Finance Secretary Carlos Dominguez said they are still waiting for the final report on typhoon damage but said the goverment can tap a loan facility with the World Bank to deal with damage caused by Ompong.

The National Economic and Development Authority said it will formulate a rehabilitation and recovery program (RRP) for areas struck by Ompong.

Socioeconomic Planning Secretary Ernesto Pernia said current inflationary pressures are “transient” and can be addressed with the proposed non-tariff measures.

The inflation control executive order (EO) submitted by the government’s economic development cluster (EDC) to President Duterte would focus on the removal of administrative and non-tariff barriers on the importation of key food items such as rice, fish, sugar, meat and vegetables.

Economic managers want the removal of non-tariff barriers for these food items done within the month to boost supply and drive down prices.

The economic development cluster recognizes that the rise in prices of these items has been the major contributor to inflation for the past two months.
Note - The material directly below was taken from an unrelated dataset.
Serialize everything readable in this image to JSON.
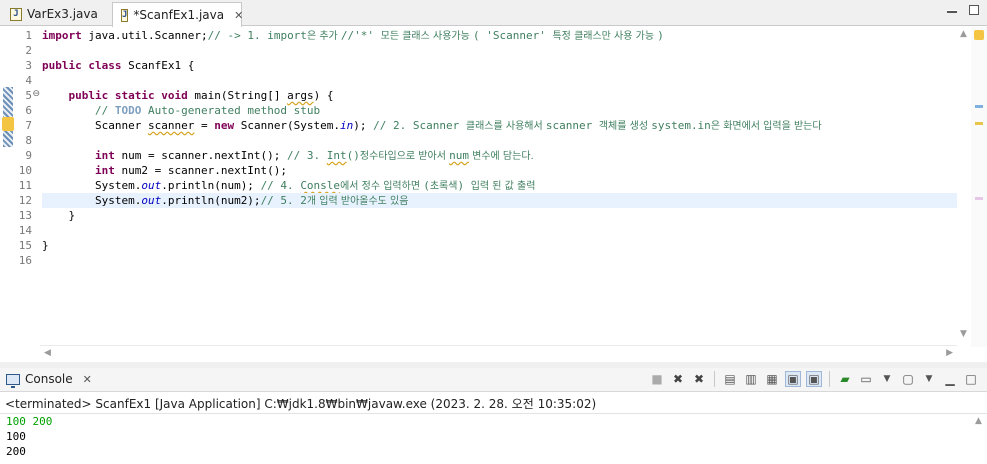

Fish and seafood, rice and meat, and vegetables accounted for 2.4 percentage points out of the 6.4 percent inflation rate in August.

Immediate to short-term measures contained in the proposed EO include making rice available in the market through immediate release of stocks from NFA warehouses, importation, and distribution of projected harvest; monitoring of rice transfer from ports to warehouses and retail outlets; and the speedy passage of the Rice Tariffication Bill.

Availability of fish and chicken would be increased by allowing imports to be distributed quickly and by setting up public markets with cold storage facilities where producers can sell directly to end consumers. Apart from importation, improving logistics, transport, distribution, and storage was also deemed crucial for curbing price inflation of sugar, vegetables, and other food items.